В ту ночь явилась ему Альжан, дитя башмачника Хабада. Не пугала, не скалила зубки, не пыталась укусить, а замерла в белом своем платьице в углу и будто бы ждала чего-то. Приблизившись к ней, Клим протянул руку, отдернул и снова протянул. Наконец, решившись, коснулся светлой головки и почувствовал, как холодеет ладонь. Сейчас Альжан была всего лишь призраком, беззащитным, невесомым и туманным. Похоже, она собралась в далекий путь и пришла, чтобы проститься или, возможно, сказать безмолвное «спасибо».
Не ощутив ничего, кроме холода смерти, Клим пробормотал: «Покойся с миром, девочка» и отступил на шаг. Альжан вздохнула – словно легкий ветерок обдал щеку и растаял под сводами опочивальни. Дрогнули огни светильников, вскрикнула за окном ночная птица, и почудилось Климу, что где-то в небесах распахнулись незримые врата. Улыбка скользнула по губам Альжан, и, поклонившись королю, она исчезла.

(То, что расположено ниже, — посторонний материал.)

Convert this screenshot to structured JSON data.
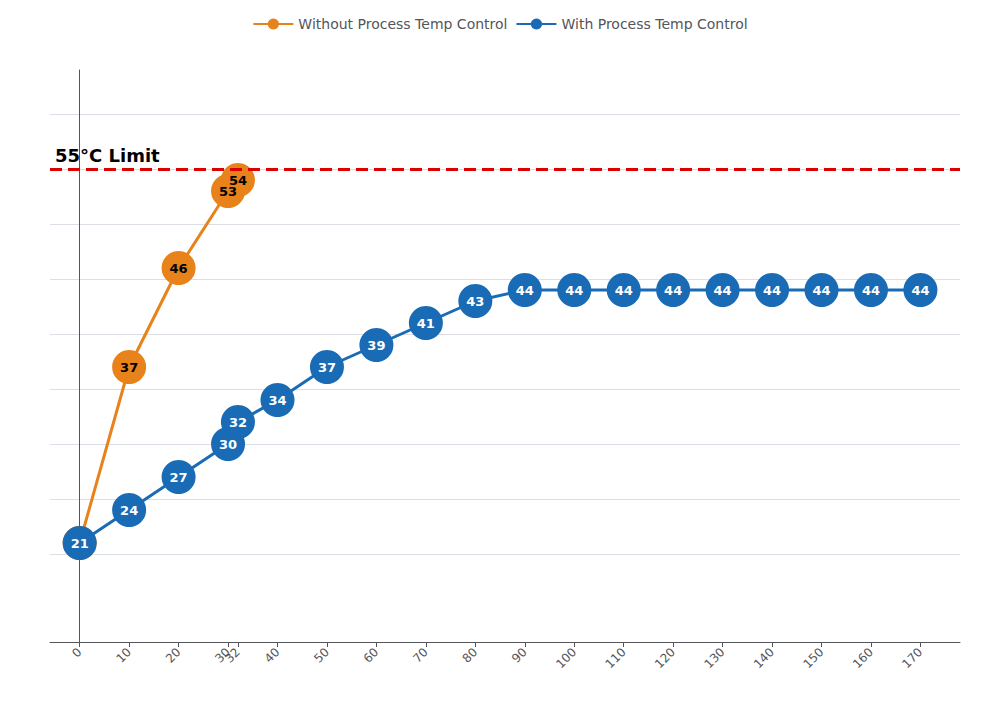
{
  "chart_data": {
    "type": "line",
    "series": [
      {
        "name": "Without Process Temp Control",
        "color": "#E8821A",
        "marker": "circle",
        "x": [
          0,
          10,
          20,
          30,
          32
        ],
        "values": [
          21,
          37,
          46,
          53,
          54
        ]
      },
      {
        "name": "With Process Temp Control",
        "color": "#1A6BB5",
        "marker": "circle",
        "x": [
          0,
          10,
          20,
          30,
          32,
          40,
          50,
          60,
          70,
          80,
          90,
          100,
          110,
          120,
          130,
          140,
          150,
          160,
          170
        ],
        "values": [
          21,
          24,
          27,
          30,
          32,
          34,
          37,
          39,
          41,
          43,
          44,
          44,
          44,
          44,
          44,
          44,
          44,
          44,
          44
        ]
      }
    ],
    "xlim": [
      -6,
      178
    ],
    "xticks": [
      0,
      10,
      20,
      30,
      32,
      40,
      50,
      60,
      70,
      80,
      90,
      100,
      110,
      120,
      130,
      140,
      150,
      160,
      170
    ],
    "ylim": [
      12,
      64
    ],
    "yticks": [
      20,
      25,
      30,
      35,
      40,
      45,
      50,
      55,
      60
    ],
    "tick_labels": "x",
    "grid": true,
    "legend": "top",
    "data_labels": true,
    "annotations": [
      {
        "text": "55°C Limit",
        "y": 55,
        "color": "#DD0000",
        "line_style": "dashed"
      }
    ]
  }
}
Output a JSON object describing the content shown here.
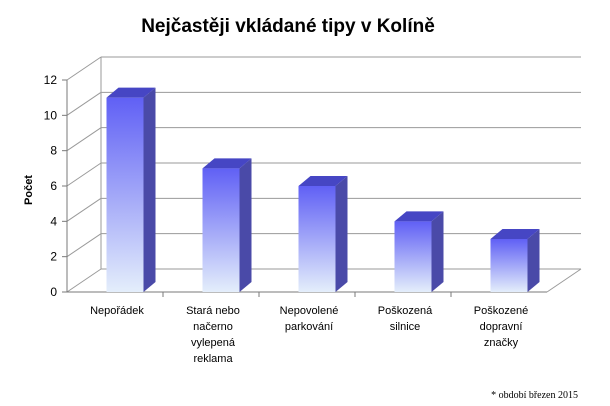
{
  "chart_data": {
    "type": "bar",
    "title": "Nejčastěji vkládané tipy v Kolíně",
    "xlabel": "",
    "ylabel": "Počet",
    "ylim": [
      0,
      12
    ],
    "yticks": [
      "0",
      "2",
      "4",
      "6",
      "8",
      "10",
      "12"
    ],
    "grid": true,
    "categories": [
      [
        "Nepořádek"
      ],
      [
        "Stará nebo",
        "načerno",
        "vylepená",
        "reklama"
      ],
      [
        "Nepovolené",
        "parkování"
      ],
      [
        "Poškozená",
        "silnice"
      ],
      [
        "Poškozené",
        "dopravní",
        "značky"
      ]
    ],
    "values": [
      11,
      7,
      6,
      4,
      3
    ],
    "bar_colors": {
      "top": "#6060f5",
      "bottom": "#e4eefb",
      "side": "#4a4aa8",
      "cap": "#4646c4"
    }
  },
  "footnote": "* období březen 2015"
}
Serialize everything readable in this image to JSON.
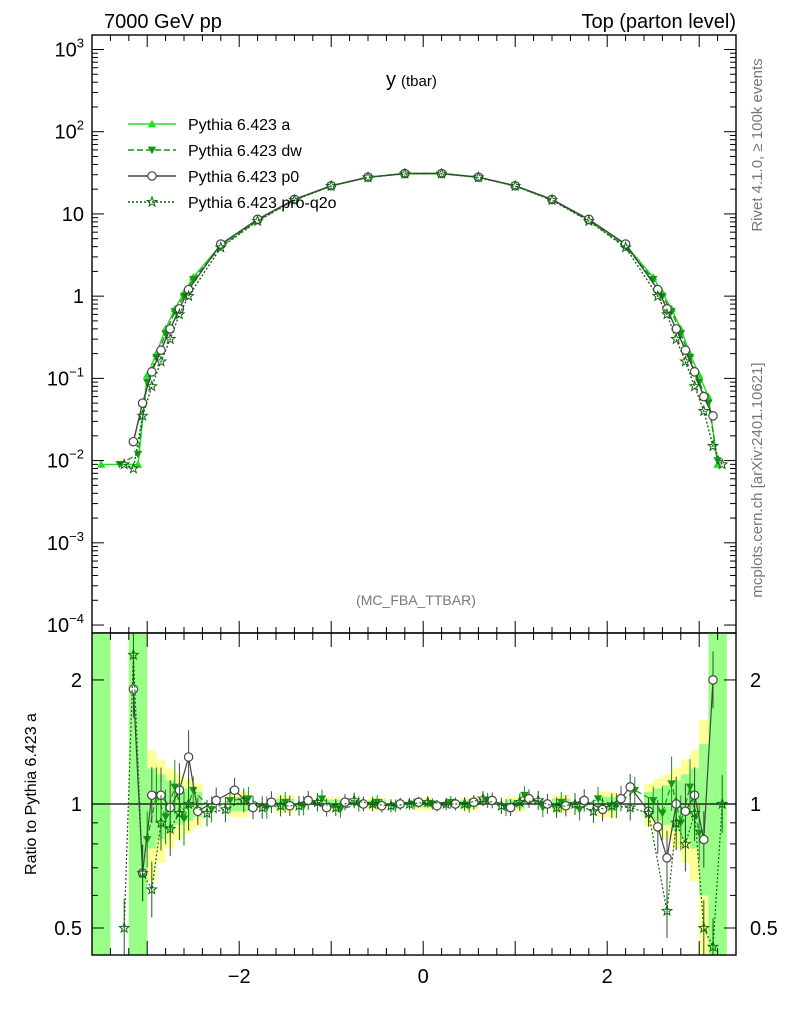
{
  "header": {
    "left": "7000 GeV pp",
    "right": "Top (parton level)"
  },
  "side_labels": {
    "rivet": "Rivet 4.1.0, ≥ 100k events",
    "mcplots": "mcplots.cern.ch [arXiv:2401.10621]"
  },
  "watermark": "(MC_FBA_TTBAR)",
  "chart_data": [
    {
      "type": "line",
      "title_main": "y",
      "title_sub": "(tbar)",
      "yscale": "log",
      "xlim": [
        -3.6,
        3.4
      ],
      "ylim": [
        8e-05,
        1500
      ],
      "yticks": [
        {
          "value": 1000,
          "base": "10",
          "exp": "3",
          "label": ""
        },
        {
          "value": 100,
          "base": "10",
          "exp": "2",
          "label": ""
        },
        {
          "value": 10,
          "base": "",
          "exp": "",
          "label": "10"
        },
        {
          "value": 1,
          "base": "",
          "exp": "",
          "label": "1"
        },
        {
          "value": 0.1,
          "base": "10",
          "exp": "−1",
          "label": ""
        },
        {
          "value": 0.01,
          "base": "10",
          "exp": "−2",
          "label": ""
        },
        {
          "value": 0.001,
          "base": "10",
          "exp": "−3",
          "label": ""
        },
        {
          "value": 0.0001,
          "base": "10",
          "exp": "−4",
          "label": ""
        }
      ],
      "legend_position": "top-left",
      "series": [
        {
          "name": "Pythia 6.423 a",
          "color": "#22dd22",
          "dash": "",
          "marker": "triangle-up",
          "x": [
            -3.5,
            -3.1,
            -3.0,
            -2.9,
            -2.8,
            -2.7,
            -2.6,
            -2.5,
            -2.2,
            -1.8,
            -1.4,
            -1.0,
            -0.6,
            -0.2,
            0.2,
            0.6,
            1.0,
            1.4,
            1.8,
            2.2,
            2.5,
            2.6,
            2.7,
            2.8,
            2.9,
            3.0,
            3.1,
            3.2
          ],
          "y": [
            0.009,
            0.009,
            0.11,
            0.2,
            0.4,
            0.7,
            1.1,
            1.7,
            4.2,
            8.5,
            15,
            22,
            28,
            31,
            31,
            28,
            22,
            15,
            8.5,
            4.2,
            1.7,
            1.1,
            0.7,
            0.4,
            0.2,
            0.11,
            0.06,
            0.009
          ]
        },
        {
          "name": "Pythia 6.423 dw",
          "color": "#119911",
          "dash": "6,3",
          "marker": "triangle-down",
          "x": [
            -3.3,
            -3.1,
            -3.0,
            -2.9,
            -2.8,
            -2.7,
            -2.6,
            -2.5,
            -2.2,
            -1.8,
            -1.4,
            -1.0,
            -0.6,
            -0.2,
            0.2,
            0.6,
            1.0,
            1.4,
            1.8,
            2.2,
            2.5,
            2.6,
            2.7,
            2.8,
            2.9,
            3.0,
            3.1,
            3.2
          ],
          "y": [
            0.009,
            0.012,
            0.09,
            0.18,
            0.35,
            0.65,
            1.0,
            1.6,
            4.0,
            8.3,
            14.8,
            22,
            28,
            31,
            31,
            28,
            22,
            14.8,
            8.3,
            4.0,
            1.6,
            1.0,
            0.65,
            0.35,
            0.18,
            0.09,
            0.05,
            0.01
          ]
        },
        {
          "name": "Pythia 6.423 p0",
          "color": "#444444",
          "dash": "",
          "marker": "circle-open",
          "x": [
            -3.15,
            -3.05,
            -2.95,
            -2.85,
            -2.75,
            -2.65,
            -2.55,
            -2.2,
            -1.8,
            -1.4,
            -1.0,
            -0.6,
            -0.2,
            0.2,
            0.6,
            1.0,
            1.4,
            1.8,
            2.2,
            2.55,
            2.65,
            2.75,
            2.85,
            2.95,
            3.05,
            3.15
          ],
          "y": [
            0.017,
            0.05,
            0.12,
            0.22,
            0.4,
            0.7,
            1.2,
            4.3,
            8.6,
            15,
            22,
            28,
            31,
            31,
            28,
            22,
            15,
            8.6,
            4.3,
            1.2,
            0.7,
            0.4,
            0.22,
            0.12,
            0.06,
            0.035
          ]
        },
        {
          "name": "Pythia 6.423 pro-q2o",
          "color": "#116611",
          "dash": "2,2",
          "marker": "star",
          "x": [
            -3.25,
            -3.15,
            -3.05,
            -2.95,
            -2.85,
            -2.75,
            -2.65,
            -2.55,
            -2.2,
            -1.8,
            -1.4,
            -1.0,
            -0.6,
            -0.2,
            0.2,
            0.6,
            1.0,
            1.4,
            1.8,
            2.2,
            2.55,
            2.65,
            2.75,
            2.85,
            2.95,
            3.05,
            3.15,
            3.25
          ],
          "y": [
            0.009,
            0.008,
            0.035,
            0.08,
            0.16,
            0.3,
            0.6,
            1.0,
            3.9,
            8.2,
            14.7,
            21.8,
            27.8,
            30.8,
            30.8,
            27.8,
            21.8,
            14.7,
            8.2,
            3.9,
            1.0,
            0.6,
            0.3,
            0.16,
            0.08,
            0.04,
            0.015,
            0.009
          ]
        }
      ]
    },
    {
      "type": "line",
      "ylabel": "Ratio to Pythia 6.423 a",
      "yscale": "log",
      "xlim": [
        -3.6,
        3.4
      ],
      "ylim": [
        0.43,
        2.6
      ],
      "yticks": [
        {
          "value": 0.5,
          "label": "0.5"
        },
        {
          "value": 1,
          "label": "1"
        },
        {
          "value": 2,
          "label": "2"
        }
      ],
      "xticks": [
        {
          "value": -2,
          "label": "−2"
        },
        {
          "value": 0,
          "label": "0"
        },
        {
          "value": 2,
          "label": "2"
        }
      ],
      "reference_line": 1,
      "band_yellow": {
        "x": [
          -3.5,
          -3.1,
          -3.0,
          -2.9,
          -2.8,
          -2.7,
          -2.6,
          -2.5,
          -2.0,
          -1.5,
          -1.0,
          -0.5,
          0.0,
          0.5,
          1.0,
          1.5,
          2.0,
          2.5,
          2.6,
          2.7,
          2.8,
          2.9,
          3.0,
          3.1,
          3.2
        ],
        "half_width": [
          1.6,
          1.6,
          0.35,
          0.28,
          0.22,
          0.18,
          0.15,
          0.12,
          0.07,
          0.05,
          0.04,
          0.035,
          0.035,
          0.035,
          0.04,
          0.05,
          0.07,
          0.12,
          0.15,
          0.18,
          0.22,
          0.28,
          0.35,
          0.6,
          1.6
        ]
      },
      "band_green": {
        "x": [
          -3.5,
          -3.1,
          -3.0,
          -2.9,
          -2.8,
          -2.7,
          -2.6,
          -2.5,
          -2.0,
          -1.5,
          -1.0,
          -0.5,
          0.0,
          0.5,
          1.0,
          1.5,
          2.0,
          2.5,
          2.6,
          2.7,
          2.8,
          2.9,
          3.0,
          3.1,
          3.2
        ],
        "half_width": [
          1.6,
          1.6,
          0.22,
          0.18,
          0.14,
          0.11,
          0.09,
          0.07,
          0.04,
          0.03,
          0.025,
          0.02,
          0.02,
          0.02,
          0.025,
          0.03,
          0.04,
          0.07,
          0.09,
          0.11,
          0.14,
          0.18,
          0.22,
          0.4,
          1.6
        ]
      },
      "series": [
        {
          "name": "Pythia 6.423 dw",
          "color": "#119911",
          "dash": "6,3",
          "marker": "triangle-down",
          "x": [
            -3.0,
            -2.9,
            -2.8,
            -2.7,
            -2.6,
            -2.5,
            -2.3,
            -2.1,
            -1.9,
            -1.7,
            -1.5,
            -1.3,
            -1.1,
            -0.9,
            -0.7,
            -0.5,
            -0.3,
            -0.1,
            0.1,
            0.3,
            0.5,
            0.7,
            0.9,
            1.1,
            1.3,
            1.5,
            1.7,
            1.9,
            2.1,
            2.3,
            2.5,
            2.6,
            2.7,
            2.8,
            2.9,
            3.0
          ],
          "y": [
            0.82,
            1.05,
            0.93,
            1.1,
            0.92,
            1.08,
            0.97,
            1.02,
            1.03,
            0.98,
            1.01,
            0.99,
            1.03,
            0.97,
            1.0,
            1.01,
            0.99,
            1.0,
            1.0,
            1.01,
            0.99,
            1.02,
            0.98,
            1.05,
            0.98,
            1.01,
            0.97,
            1.03,
            0.99,
            1.08,
            1.02,
            0.95,
            1.12,
            0.9,
            1.1,
            0.85
          ]
        },
        {
          "name": "Pythia 6.423 p0",
          "color": "#444444",
          "dash": "",
          "marker": "circle-open",
          "x": [
            -3.15,
            -3.05,
            -2.95,
            -2.85,
            -2.75,
            -2.65,
            -2.55,
            -2.45,
            -2.25,
            -2.05,
            -1.85,
            -1.65,
            -1.45,
            -1.25,
            -1.05,
            -0.85,
            -0.65,
            -0.45,
            -0.25,
            -0.05,
            0.15,
            0.35,
            0.55,
            0.75,
            0.95,
            1.15,
            1.35,
            1.55,
            1.75,
            1.95,
            2.15,
            2.25,
            2.45,
            2.55,
            2.65,
            2.75,
            2.85,
            2.95,
            3.05,
            3.15
          ],
          "y": [
            1.9,
            0.68,
            1.05,
            1.05,
            0.98,
            1.08,
            1.3,
            0.96,
            1.02,
            1.08,
            0.98,
            1.01,
            0.99,
            1.02,
            0.98,
            1.01,
            1.0,
            0.99,
            1.0,
            1.01,
            0.99,
            1.0,
            1.01,
            1.02,
            0.98,
            1.03,
            1.0,
            0.99,
            1.02,
            0.97,
            1.03,
            1.1,
            0.96,
            0.88,
            0.74,
            1.0,
            0.96,
            1.05,
            0.82,
            2.0
          ]
        },
        {
          "name": "Pythia 6.423 pro-q2o",
          "color": "#116611",
          "dash": "2,2",
          "marker": "star",
          "x": [
            -3.25,
            -3.15,
            -3.05,
            -2.95,
            -2.85,
            -2.75,
            -2.65,
            -2.55,
            -2.35,
            -2.15,
            -1.95,
            -1.75,
            -1.55,
            -1.35,
            -1.15,
            -0.95,
            -0.75,
            -0.55,
            -0.35,
            -0.15,
            0.05,
            0.25,
            0.45,
            0.65,
            0.85,
            1.05,
            1.25,
            1.45,
            1.65,
            1.85,
            2.05,
            2.25,
            2.45,
            2.65,
            2.75,
            2.85,
            2.95,
            3.05,
            3.15,
            3.25
          ],
          "y": [
            0.5,
            2.3,
            0.68,
            0.62,
            0.9,
            0.87,
            0.95,
            1.0,
            0.95,
            0.97,
            1.02,
            0.98,
            0.99,
            0.99,
            1.01,
            0.98,
            1.02,
            1.0,
            0.99,
            1.0,
            1.01,
            1.0,
            1.0,
            1.03,
            0.99,
            1.01,
            1.02,
            0.98,
            1.0,
            0.96,
            0.99,
            0.98,
            0.95,
            0.55,
            0.9,
            0.8,
            0.95,
            0.5,
            0.45,
            1.0
          ]
        }
      ]
    }
  ]
}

В ту ночь Клим больше не вспоминал о мастере Авундии. Спал он крепко, без сновидений, и пробудился бодрым.
Глава 6
Укрощение строптивых
Миновали еще два дня. Столица клокотала и бурлила, словно котел с закипевшей похлебкой. Ярилось пламя в кузнях, стучали молоты, визжали пилы тележников и плотников, вился дым над печами гончаров, шорники мастерили сапоги и сбрую, тянулись в город подводы с вяленым мясом, пивом и крупой, шли воинские отряды, гнали табуны лошадей, выбирали резвых для конницы, а битюгов покрепче – для боевых возов. Всякий день с утра Клим отправлялся на площадь к храму Благого и, усевшись на скамью, возлагал королевскую длань на увечных и недужных. Новые руки и ноги у них не отрастали, но паралитиков, чесоточных, а иногда слепцов и прочих больных он исцелял с успехом. Свершалось это при большом скоплении горожан, в благоговейной тишине. Лишь временами толпа словно вздыхала разом, и проносилось над площадью тихое, едва слышное: «Король! Наш король! Истинный владыка!» Слышать такое было не столь приятно, сколь удивительно. Клим уже смирился с зазеркальным старичком, с волшебным эликсиром, превращавшим его то ли в Самсона, то ли в Илюшу Муромца, и даже с тем, что вслед за Альжан потянулись к нему призраки, требуя отпущения грехов. Чудеса, разумеется, но таков уж мир, где он властвует и правит. Но королевская целительская магия мнилась ему большим чудом, чем привидения, вампиры, гномы и болтливое зеркало. Будучи человеком военным, он привык отнимать жизнь, а не спасать ее и не лечить недужных, и этот новый дар стал для него откровением.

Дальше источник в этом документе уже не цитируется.